FEHA did not explicitly protect against retaliation for requesting accommodations. Employee advocates were concerned that the consequences of Rope’s lost court battle would be disastrous for those seeking accommodations, and pushed to enact AB 987 and expand coverage to provide opportunities to sue for retaliation. Requesting accommodation is now a protected activity
The passage of AB 987 more clearly defines retaliation and its legal consequences. It is illegal for employers to fire employees who exercise their rights. To avoid breaking the law and getting sued, employers must train human resources staff, supervisors, and managers to avoid conduct that can be construed as retaliation. When terminating or disciplining an employee who has requested an accommodation for religious or disability-related reasons, employers and their representatives must exercise extreme caution.
Employers take a risk when disciplining, terminating, or taking other adverse job actions against employees who have requested accommodations. They risk ADA and religious discrimination retaliation claims.
Employers can successfully navigate legal risks of retaliation claims with good employment processes, including training supervisors and managers, paying attention to timing, and checking for protected activity like requests for reasonable accommodations before making disciplinary or termination decisions.
It’s important to train supervisors, managers, and human resources staff that requests for accommodations can be protected activity whether they are granted or not.

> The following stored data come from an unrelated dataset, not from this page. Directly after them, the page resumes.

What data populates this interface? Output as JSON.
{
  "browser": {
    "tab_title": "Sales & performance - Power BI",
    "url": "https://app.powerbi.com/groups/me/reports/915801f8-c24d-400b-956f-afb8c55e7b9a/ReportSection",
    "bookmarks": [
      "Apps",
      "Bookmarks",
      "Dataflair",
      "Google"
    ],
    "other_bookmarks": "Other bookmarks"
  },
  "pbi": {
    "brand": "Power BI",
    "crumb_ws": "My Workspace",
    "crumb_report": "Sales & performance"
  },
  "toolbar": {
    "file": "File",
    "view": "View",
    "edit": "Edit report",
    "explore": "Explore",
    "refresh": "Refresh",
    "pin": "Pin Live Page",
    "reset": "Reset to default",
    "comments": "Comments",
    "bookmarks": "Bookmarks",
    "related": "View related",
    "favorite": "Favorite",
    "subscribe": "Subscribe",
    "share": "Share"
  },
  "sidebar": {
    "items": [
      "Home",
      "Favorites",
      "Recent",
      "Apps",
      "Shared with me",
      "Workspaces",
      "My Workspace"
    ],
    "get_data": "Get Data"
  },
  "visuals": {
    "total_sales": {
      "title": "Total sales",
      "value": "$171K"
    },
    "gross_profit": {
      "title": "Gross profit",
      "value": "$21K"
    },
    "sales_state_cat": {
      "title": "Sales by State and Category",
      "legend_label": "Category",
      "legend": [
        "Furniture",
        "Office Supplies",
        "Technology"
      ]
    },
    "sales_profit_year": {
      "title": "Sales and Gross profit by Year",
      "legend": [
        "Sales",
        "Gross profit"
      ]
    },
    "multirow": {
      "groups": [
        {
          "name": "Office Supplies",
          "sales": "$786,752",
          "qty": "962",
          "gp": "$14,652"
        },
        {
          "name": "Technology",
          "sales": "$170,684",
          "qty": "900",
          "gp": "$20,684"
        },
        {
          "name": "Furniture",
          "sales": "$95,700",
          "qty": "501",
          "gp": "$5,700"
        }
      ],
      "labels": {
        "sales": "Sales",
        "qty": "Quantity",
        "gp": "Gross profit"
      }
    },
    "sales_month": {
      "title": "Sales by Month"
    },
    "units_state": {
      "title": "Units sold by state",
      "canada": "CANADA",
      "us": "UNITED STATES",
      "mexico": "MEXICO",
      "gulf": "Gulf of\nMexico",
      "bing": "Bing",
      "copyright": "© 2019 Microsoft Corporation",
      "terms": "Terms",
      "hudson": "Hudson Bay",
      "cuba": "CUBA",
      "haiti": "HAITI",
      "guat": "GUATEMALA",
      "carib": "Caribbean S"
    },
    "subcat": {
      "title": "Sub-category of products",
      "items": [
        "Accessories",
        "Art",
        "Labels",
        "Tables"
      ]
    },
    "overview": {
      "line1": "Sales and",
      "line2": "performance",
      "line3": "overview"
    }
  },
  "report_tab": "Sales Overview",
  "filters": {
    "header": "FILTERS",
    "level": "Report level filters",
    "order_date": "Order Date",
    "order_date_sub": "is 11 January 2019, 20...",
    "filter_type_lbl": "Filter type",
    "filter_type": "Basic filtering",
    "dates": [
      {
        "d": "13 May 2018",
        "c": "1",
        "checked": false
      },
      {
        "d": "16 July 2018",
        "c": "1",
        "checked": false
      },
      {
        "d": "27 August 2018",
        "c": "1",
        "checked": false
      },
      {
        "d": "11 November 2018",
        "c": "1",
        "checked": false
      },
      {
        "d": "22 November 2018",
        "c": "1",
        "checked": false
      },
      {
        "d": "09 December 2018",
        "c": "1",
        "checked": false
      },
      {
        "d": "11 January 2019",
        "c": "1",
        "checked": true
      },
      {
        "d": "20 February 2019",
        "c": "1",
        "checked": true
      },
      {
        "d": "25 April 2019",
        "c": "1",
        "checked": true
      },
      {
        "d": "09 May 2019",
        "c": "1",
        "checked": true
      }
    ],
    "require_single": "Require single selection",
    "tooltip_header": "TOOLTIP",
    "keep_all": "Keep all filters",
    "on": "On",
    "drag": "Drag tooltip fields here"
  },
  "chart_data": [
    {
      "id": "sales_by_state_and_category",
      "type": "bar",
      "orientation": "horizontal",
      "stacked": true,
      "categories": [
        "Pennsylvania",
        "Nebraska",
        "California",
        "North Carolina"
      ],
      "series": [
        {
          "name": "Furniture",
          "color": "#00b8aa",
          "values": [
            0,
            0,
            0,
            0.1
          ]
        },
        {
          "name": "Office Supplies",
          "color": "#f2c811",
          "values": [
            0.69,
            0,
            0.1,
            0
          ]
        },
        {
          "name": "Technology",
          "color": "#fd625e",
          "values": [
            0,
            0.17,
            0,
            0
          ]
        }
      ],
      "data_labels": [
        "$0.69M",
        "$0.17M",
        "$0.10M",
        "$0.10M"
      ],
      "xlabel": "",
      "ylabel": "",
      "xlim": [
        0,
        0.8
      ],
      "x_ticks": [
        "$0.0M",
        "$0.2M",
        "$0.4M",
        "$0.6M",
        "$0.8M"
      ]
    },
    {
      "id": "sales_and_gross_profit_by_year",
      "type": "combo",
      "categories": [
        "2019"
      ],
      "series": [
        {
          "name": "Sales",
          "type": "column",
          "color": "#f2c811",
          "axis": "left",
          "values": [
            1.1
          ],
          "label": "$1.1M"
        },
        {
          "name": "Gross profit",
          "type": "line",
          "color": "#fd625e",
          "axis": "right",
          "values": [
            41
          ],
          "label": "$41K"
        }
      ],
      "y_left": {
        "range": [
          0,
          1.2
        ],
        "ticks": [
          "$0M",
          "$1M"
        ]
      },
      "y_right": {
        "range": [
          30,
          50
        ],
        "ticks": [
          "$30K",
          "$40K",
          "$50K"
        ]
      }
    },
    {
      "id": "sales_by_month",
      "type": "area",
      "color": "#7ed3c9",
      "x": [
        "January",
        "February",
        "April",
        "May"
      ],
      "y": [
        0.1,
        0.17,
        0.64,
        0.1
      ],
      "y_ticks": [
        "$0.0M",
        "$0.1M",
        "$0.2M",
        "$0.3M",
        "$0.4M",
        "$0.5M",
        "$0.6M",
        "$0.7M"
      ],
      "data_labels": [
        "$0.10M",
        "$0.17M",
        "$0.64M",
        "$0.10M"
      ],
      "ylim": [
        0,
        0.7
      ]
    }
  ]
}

These personnel are an organization’s front-line supervisory and administrative staff, and have to understand that as protected activity, requests for reasonable accommodations represent an area of liability for employers. They should be trained to notify the organization’s human resources management when discipline, termination, and other adverse actions are being considered.
Paying attention to timing of employee requests for accommodations and proposed discipline or termination can mean the difference between a clean resolution and a lawsuit from a retaliation claim. Supervisors and managers should always check to ensure an employee hasn’t recently requested accommodation when disciplinary issues arise to avoid the appearance of disciplinary action being seen as retaliatory.